BRAZIL’S LEFT-WING government is set to back away from plans to set up a truth commission to investigate human rights abuses during the country’s military dictatorship after military chiefs strongly opposed the proposal.
The armed forces denounced the idea of a commission to investigate torture and other abuses committed when they ran the country between 1964 and 1985 as “excessively insulting, aggressive and vengeful”. The country’s civilian defence minister and the heads of the army, navy and air force all threatened to resign in protest if the move went ahead.
Faced with such opposition President Luiz Inácio Lula da Silva has sought to distance himself from his own government’s national human rights plan, which called for the setting up of the commission, saying he signed the plan into law at the Copenhagen summit without having read its contents.
On his return from his summer holiday on Monday the president started a review of the plan and reportedly is studying dropping its references to “political repression” as he searches for a way to avoid confrontation with the armed forces before he sends the final document to congress for approval in April.
Though far less bloody than its contemporaries in Argentina and Chile, the military dictatorship in Brazil oversaw 21 years of political oppression, which saw more than 400 left-wing activists “disappeared” and thousands more tortured and exiled.
A 1979 amnesty law protects both military officers and former guerrillas who fought against them from prosecution for activities during the period. Several prominent members of President Lula’s left-wing administration, including his chosen candidate to succeed him in elections later this year, are former guerrillas.
Paulo Vannuchi, the president’s human rights secretary and a former communist guerrilla, says he will resign if his plan is watered down. Mr Vannuchi has led a campaign to force the military to open archives on unresolved cases of persons who disappeared during their rule. To much scepticism, the military insists the relevant paperwork is either lost or destroyed.
Despite the return of civilian rule in 1985, Brazil’s military has been largely successful in resisting efforts to impose rigorous civilian oversight of its activities.
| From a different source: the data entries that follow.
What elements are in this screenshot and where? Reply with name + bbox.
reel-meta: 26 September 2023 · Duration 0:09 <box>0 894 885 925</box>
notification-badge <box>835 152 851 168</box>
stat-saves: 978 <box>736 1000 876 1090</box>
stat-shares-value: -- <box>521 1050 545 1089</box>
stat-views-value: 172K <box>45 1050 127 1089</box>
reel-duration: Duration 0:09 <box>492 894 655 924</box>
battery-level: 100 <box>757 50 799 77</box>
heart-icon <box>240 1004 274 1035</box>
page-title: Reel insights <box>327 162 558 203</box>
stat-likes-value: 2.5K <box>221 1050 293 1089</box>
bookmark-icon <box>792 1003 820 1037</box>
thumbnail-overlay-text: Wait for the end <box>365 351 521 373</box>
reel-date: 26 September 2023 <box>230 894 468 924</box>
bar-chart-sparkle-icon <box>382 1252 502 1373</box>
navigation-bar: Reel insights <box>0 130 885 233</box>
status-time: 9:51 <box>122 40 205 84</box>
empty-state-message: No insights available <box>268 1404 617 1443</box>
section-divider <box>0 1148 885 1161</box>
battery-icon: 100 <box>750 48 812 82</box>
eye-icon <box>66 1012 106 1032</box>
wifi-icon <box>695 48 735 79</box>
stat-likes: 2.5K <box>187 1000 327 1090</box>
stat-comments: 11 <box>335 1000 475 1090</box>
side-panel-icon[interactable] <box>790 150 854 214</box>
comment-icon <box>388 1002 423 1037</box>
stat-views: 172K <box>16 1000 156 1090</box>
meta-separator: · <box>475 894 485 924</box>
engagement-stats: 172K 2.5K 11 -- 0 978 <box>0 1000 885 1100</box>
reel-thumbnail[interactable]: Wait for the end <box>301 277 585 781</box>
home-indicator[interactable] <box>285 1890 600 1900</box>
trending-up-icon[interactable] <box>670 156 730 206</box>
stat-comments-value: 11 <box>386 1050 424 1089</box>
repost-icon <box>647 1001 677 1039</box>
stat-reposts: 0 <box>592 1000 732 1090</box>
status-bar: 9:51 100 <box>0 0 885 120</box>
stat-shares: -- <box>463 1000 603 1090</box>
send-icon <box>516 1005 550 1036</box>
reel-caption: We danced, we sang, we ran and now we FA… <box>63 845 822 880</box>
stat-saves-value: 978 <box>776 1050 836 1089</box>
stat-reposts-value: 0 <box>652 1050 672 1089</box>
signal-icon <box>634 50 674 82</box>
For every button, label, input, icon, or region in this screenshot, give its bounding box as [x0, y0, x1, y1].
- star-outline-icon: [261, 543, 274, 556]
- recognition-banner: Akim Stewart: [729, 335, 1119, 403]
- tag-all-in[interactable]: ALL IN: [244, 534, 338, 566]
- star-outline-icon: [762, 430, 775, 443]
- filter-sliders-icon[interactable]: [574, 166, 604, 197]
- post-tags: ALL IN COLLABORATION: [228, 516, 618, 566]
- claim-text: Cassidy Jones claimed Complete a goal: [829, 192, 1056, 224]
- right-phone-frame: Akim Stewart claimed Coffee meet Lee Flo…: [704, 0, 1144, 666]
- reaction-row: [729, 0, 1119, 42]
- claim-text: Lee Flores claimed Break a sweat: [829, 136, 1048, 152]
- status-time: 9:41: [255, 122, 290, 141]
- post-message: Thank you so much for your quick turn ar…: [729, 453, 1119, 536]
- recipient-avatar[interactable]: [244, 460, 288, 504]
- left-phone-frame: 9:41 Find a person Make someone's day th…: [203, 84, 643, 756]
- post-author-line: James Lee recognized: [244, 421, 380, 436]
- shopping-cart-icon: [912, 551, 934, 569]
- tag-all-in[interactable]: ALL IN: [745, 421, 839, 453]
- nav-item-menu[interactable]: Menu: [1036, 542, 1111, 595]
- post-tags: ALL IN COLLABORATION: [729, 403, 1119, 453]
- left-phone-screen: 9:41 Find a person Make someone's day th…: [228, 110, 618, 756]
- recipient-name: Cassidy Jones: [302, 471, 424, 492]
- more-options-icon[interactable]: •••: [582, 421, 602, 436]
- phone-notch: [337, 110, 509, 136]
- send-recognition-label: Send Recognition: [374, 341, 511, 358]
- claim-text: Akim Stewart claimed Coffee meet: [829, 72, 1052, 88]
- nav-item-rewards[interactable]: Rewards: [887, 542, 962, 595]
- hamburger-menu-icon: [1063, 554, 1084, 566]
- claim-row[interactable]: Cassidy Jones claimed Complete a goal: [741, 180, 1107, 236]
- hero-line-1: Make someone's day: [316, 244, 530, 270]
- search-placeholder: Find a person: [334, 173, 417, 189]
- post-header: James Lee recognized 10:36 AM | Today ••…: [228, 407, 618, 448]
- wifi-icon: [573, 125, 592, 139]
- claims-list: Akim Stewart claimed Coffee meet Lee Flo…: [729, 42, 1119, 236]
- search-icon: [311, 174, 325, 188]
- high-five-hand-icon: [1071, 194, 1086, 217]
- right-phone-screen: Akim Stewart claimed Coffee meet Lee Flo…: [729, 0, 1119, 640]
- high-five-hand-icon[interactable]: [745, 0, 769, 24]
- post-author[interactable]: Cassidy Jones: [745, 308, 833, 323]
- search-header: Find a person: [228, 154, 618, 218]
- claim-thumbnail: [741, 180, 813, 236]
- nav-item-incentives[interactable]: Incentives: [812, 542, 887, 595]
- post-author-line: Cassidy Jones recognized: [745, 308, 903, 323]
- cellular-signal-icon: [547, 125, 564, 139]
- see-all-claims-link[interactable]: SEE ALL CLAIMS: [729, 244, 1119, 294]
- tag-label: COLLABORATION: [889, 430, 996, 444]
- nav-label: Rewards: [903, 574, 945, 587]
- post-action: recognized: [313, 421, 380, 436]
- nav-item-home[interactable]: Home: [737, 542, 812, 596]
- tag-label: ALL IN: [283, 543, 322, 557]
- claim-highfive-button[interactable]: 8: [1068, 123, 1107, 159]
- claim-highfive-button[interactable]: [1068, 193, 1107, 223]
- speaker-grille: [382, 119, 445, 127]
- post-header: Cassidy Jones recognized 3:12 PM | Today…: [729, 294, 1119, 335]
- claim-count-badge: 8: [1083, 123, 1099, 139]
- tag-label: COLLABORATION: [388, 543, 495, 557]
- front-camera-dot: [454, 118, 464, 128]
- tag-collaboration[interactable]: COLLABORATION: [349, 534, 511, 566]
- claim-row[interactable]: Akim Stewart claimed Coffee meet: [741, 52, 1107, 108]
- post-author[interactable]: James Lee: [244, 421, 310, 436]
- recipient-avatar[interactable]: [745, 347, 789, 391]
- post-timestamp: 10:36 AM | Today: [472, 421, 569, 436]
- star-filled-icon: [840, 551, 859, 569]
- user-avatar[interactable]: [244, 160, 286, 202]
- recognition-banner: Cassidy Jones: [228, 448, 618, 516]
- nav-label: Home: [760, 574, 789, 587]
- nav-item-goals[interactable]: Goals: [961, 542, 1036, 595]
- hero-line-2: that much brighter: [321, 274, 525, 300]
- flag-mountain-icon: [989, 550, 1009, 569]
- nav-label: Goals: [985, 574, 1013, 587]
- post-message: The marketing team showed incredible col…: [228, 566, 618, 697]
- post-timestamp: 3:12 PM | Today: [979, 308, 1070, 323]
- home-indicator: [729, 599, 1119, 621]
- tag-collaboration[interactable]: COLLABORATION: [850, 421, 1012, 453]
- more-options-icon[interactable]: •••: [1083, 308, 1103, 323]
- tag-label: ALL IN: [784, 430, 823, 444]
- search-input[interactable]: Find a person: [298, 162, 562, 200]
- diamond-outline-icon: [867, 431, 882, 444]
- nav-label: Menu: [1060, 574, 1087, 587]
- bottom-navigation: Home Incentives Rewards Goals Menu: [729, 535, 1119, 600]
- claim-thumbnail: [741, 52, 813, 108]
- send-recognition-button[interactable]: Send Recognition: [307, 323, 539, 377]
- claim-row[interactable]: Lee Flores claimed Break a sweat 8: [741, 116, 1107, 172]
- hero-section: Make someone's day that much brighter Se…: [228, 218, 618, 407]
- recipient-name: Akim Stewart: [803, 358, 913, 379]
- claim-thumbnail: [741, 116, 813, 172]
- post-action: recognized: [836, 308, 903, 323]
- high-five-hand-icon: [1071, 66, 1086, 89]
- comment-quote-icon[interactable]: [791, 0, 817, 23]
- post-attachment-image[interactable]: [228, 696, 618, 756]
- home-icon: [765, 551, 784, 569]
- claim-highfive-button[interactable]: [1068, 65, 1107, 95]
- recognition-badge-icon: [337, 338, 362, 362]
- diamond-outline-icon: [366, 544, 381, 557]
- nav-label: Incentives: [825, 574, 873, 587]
Since the signing of the human rights plan, someone in the air force leaked a technical assessment conducted on bids to supply Brazil with its next generation of fighter aircraft.
The leak showed the air force favours awarding the multibillion contract to Sweden. The revelation was severely embarrassing for President Lula, who has already strongly come out in favour of buying France’s Rafale fighter in order to cement a deepening military alliance with Paris. The air force document questioned the value of the Rafale fighter, which is twice the price of Sweden’s Gripen jet.
As well as opposition from the military the new plan has also provoked opposition from Brazil’s Catholic Church, usually a government ally on human rights issues.
Brazil’s bishops fear the plan opens the way for the legalisation of abortion and gay marriage. Local media also expressed concern over plans to track media coverage and rank them according to commitment to human rights issues, a move denounced as a threat to press freedom.